Swimming and water sports

Because of your buoyancy in the water, swimming and other forms of water-based exercise like aerobics are great for knees. There is no impact or shock to be absorbed by the joints that are experiencing pain. Swimming is also a great heat buster in the summer months.

Recumbent exercise bike

Riding a stationary bicycle, especially a recumbent, helps to strengthen the muscles around your knee joints. It can help with long-term healing and allows you to maintain your fitness routine while you’re in recovery.

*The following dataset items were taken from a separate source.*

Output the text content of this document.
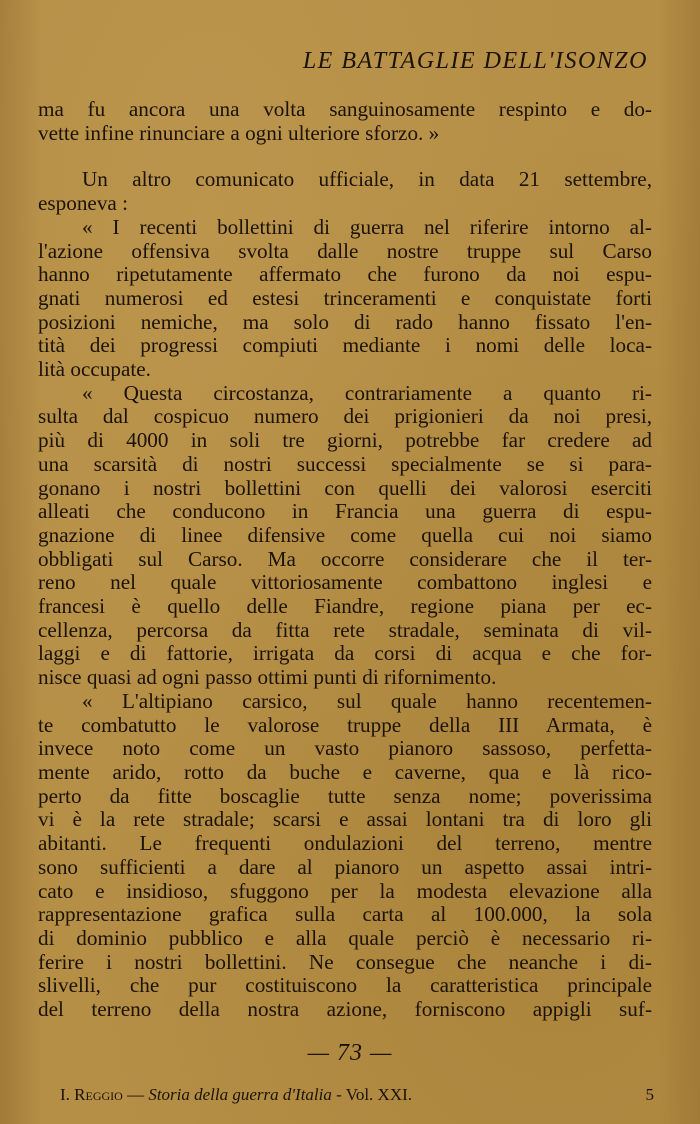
LE BATTAGLIE DELL'ISONZO
ma fu ancora una volta sanguinosamente respinto e do-
vette infine rinunciare a ogni ulteriore sforzo. »
Un altro comunicato ufficiale, in data 21 settembre,
esponeva :
« I recenti bollettini di guerra nel riferire intorno al-
l'azione offensiva svolta dalle nostre truppe sul Carso
hanno ripetutamente affermato che furono da noi espu-
gnati numerosi ed estesi trinceramenti e conquistate forti
posizioni nemiche, ma solo di rado hanno fissato l'en-
tità dei progressi compiuti mediante i nomi delle loca-
lità occupate.
« Questa circostanza, contrariamente a quanto ri-
sulta dal cospicuo numero dei prigionieri da noi presi,
più di 4000 in soli tre giorni, potrebbe far credere ad
una scarsità di nostri successi specialmente se si para-
gonano i nostri bollettini con quelli dei valorosi eserciti
alleati che conducono in Francia una guerra di espu-
gnazione di linee difensive come quella cui noi siamo
obbligati sul Carso. Ma occorre considerare che il ter-
reno nel quale vittoriosamente combattono inglesi e
francesi è quello delle Fiandre, regione piana per ec-
cellenza, percorsa da fitta rete stradale, seminata di vil-
laggi e di fattorie, irrigata da corsi di acqua e che for-
nisce quasi ad ogni passo ottimi punti di rifornimento.
« L'altipiano carsico, sul quale hanno recentemen-
te combatutto le valorose truppe della III Armata, è
invece noto come un vasto pianoro sassoso, perfetta-
mente arido, rotto da buche e caverne, qua e là rico-
perto da fitte boscaglie tutte senza nome; poverissima
vi è la rete stradale; scarsi e assai lontani tra di loro gli
abitanti. Le frequenti ondulazioni del terreno, mentre
sono sufficienti a dare al pianoro un aspetto assai intri-
cato e insidioso, sfuggono per la modesta elevazione alla
rappresentazione grafica sulla carta al 100.000, la sola
di dominio pubblico e alla quale perciò è necessario ri-
ferire i nostri bollettini. Ne consegue che neanche i di-
slivelli, che pur costituiscono la caratteristica principale
del terreno della nostra azione, forniscono appigli suf-
— 73 —
I. Reggio — Storia della guerra d'Italia - Vol. XXI.	5
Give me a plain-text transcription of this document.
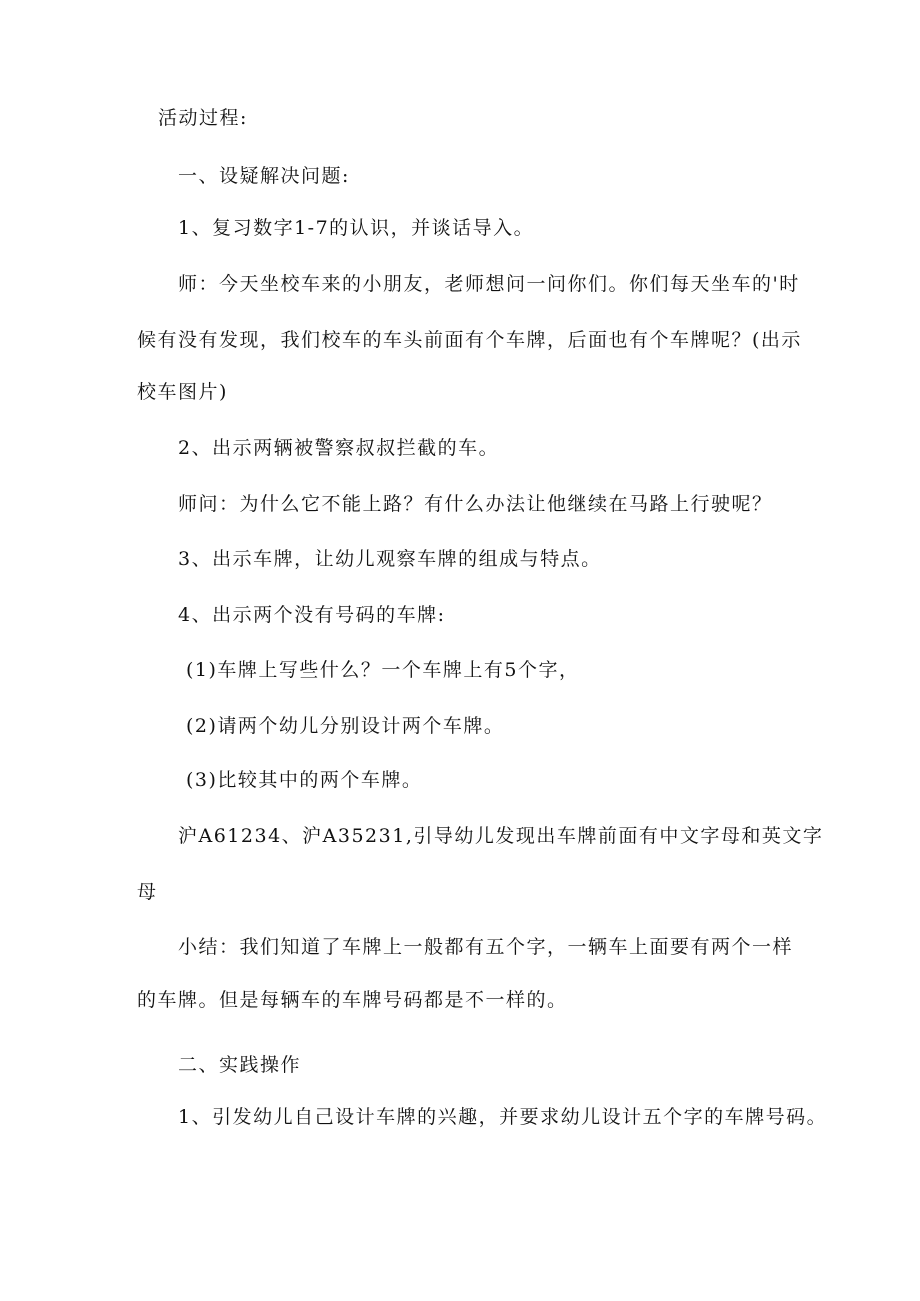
活动过程:
一、设疑解决问题:
1、复习数字1-7的认识，并谈话导入。
师：今天坐校车来的小朋友，老师想问一问你们。你们每天坐车的'时
候有没有发现，我们校车的车头前面有个车牌，后面也有个车牌呢？(出示
校车图片)
2、出示两辆被警察叔叔拦截的车。
师问：为什么它不能上路？有什么办法让他继续在马路上行驶呢？
3、出示车牌，让幼儿观察车牌的组成与特点。
4、出示两个没有号码的车牌:
(1)车牌上写些什么？一个车牌上有5个字，
(2)请两个幼儿分别设计两个车牌。
(3)比较其中的两个车牌。
沪A61234、沪A35231,引导幼儿发现出车牌前面有中文字母和英文字
母
小结：我们知道了车牌上一般都有五个字，一辆车上面要有两个一样
的车牌。但是每辆车的车牌号码都是不一样的。
二、实践操作
1、引发幼儿自己设计车牌的兴趣，并要求幼儿设计五个字的车牌号码。
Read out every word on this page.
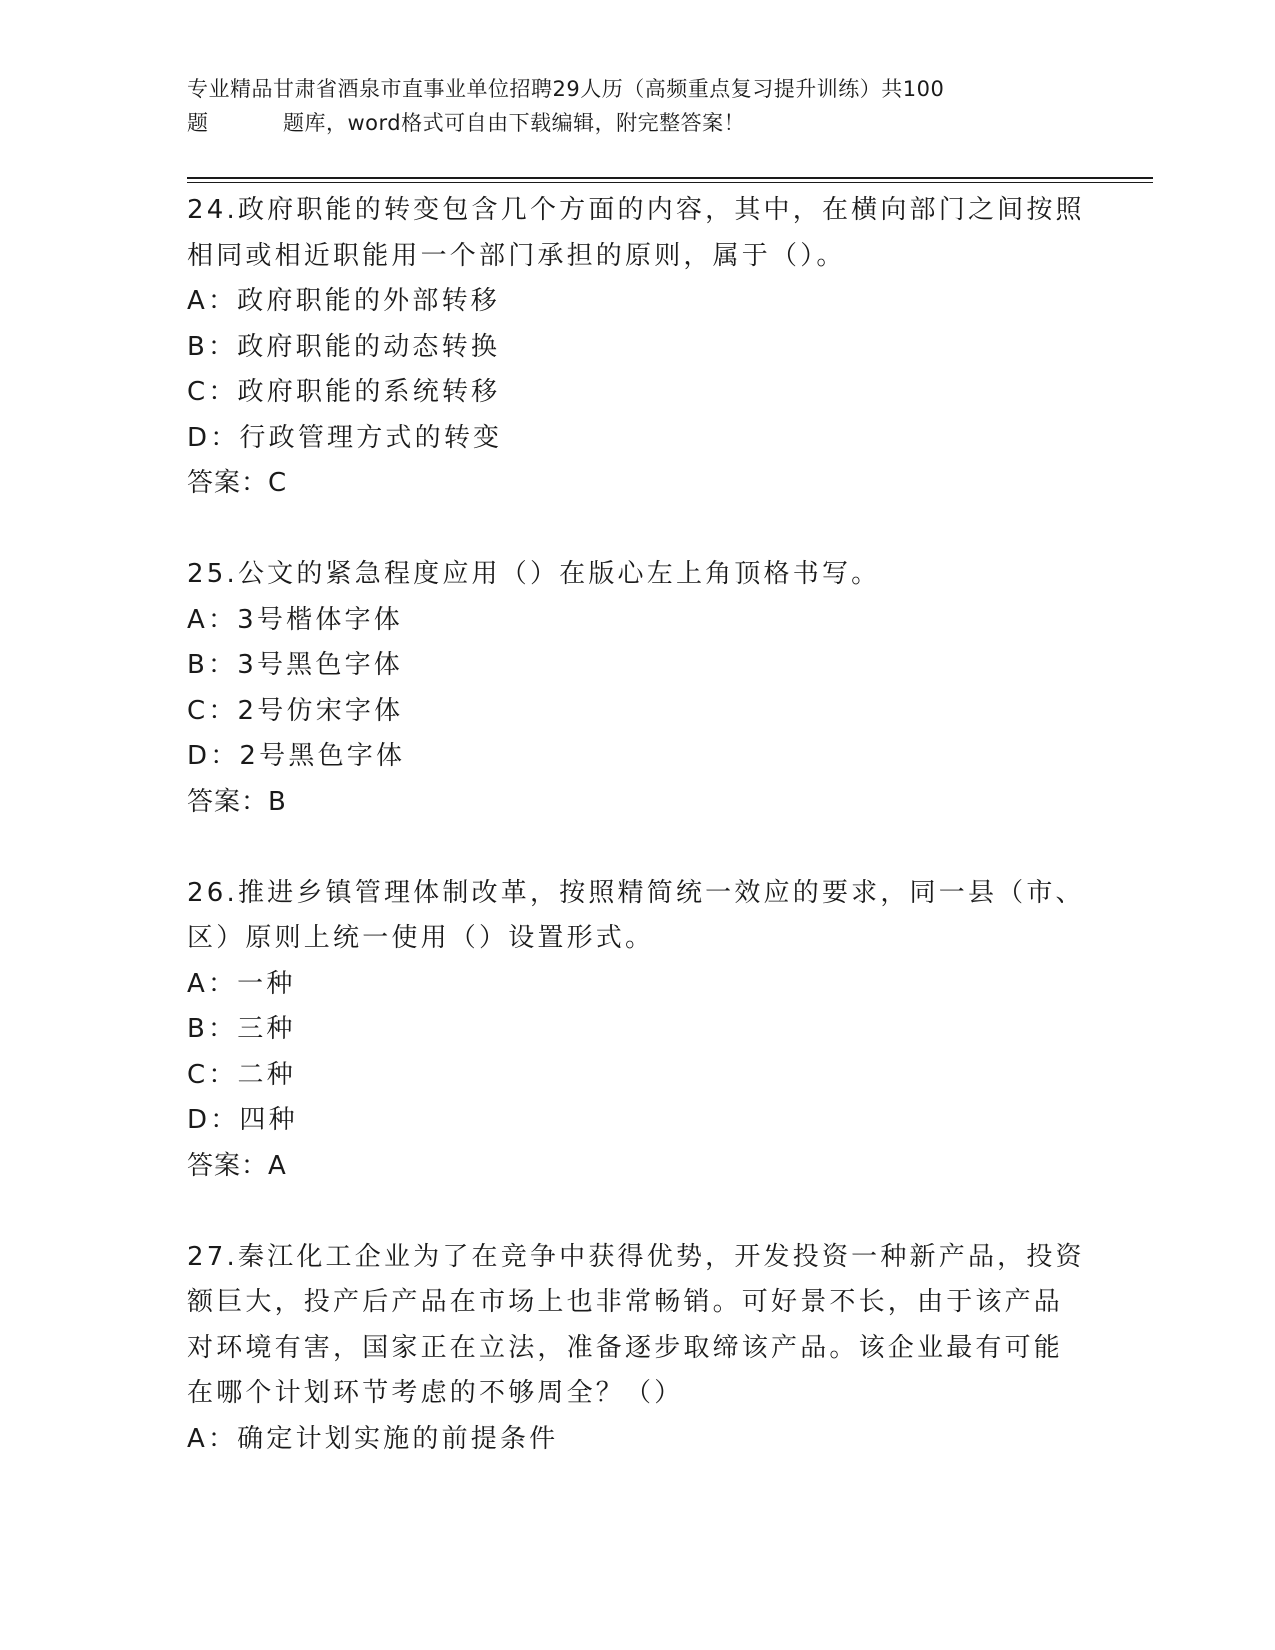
专业精品甘肃省酒泉市直事业单位招聘29人历（高频重点复习提升训练）共100
题	题库，word格式可自由下载编辑，附完整答案！

24.政府职能的转变包含几个方面的内容，其中，在横向部门之间按照

相同或相近职能用一个部门承担的原则，属于（）。

A：政府职能的外部转移

B：政府职能的动态转换

C：政府职能的系统转移

D：行政管理方式的转变

答案：C

25.公文的紧急程度应用（）在版心左上角顶格书写。

A：3号楷体字体

B：3号黑色字体

C：2号仿宋字体

D：2号黑色字体

答案：B

26.推进乡镇管理体制改革，按照精简统一效应的要求，同一县（市、

区）原则上统一使用（）设置形式。

A：一种

B：三种

C：二种

D：四种

答案：A

27.秦江化工企业为了在竞争中获得优势，开发投资一种新产品，投资

额巨大，投产后产品在市场上也非常畅销。可好景不长，由于该产品

对环境有害，国家正在立法，准备逐步取缔该产品。该企业最有可能

在哪个计划环节考虑的不够周全？（）

A：确定计划实施的前提条件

Sitting back on a recumbent bike eliminates the downward force on your knee joints making the exercise a little easier.

Walking

If you haven’t had much exercise experience prior to your knee injury or the onset of pain in the joint, walking may be your best alternative. Build your walking routine up slowly by focusing on your immediate area. As you continue to improve, you can extend it so you are walking several miles in one session. Be sure to wear comfortable shoes that don’t add extra strain on your knees.

Dance

Because knee pain is most often centered on the joint, the best way to alleviate discomfort is to strengthen the muscles surrounding the kneecap. Dance, in a variety of forms, offers this opportunity. This is a great opportunity to be social while you exercise. Take a ballroom dancing class or sign up to learn the basics of ballet or tap. It is never too late to get started.

How can you add knee-strengthening, low impact exercises to your routine?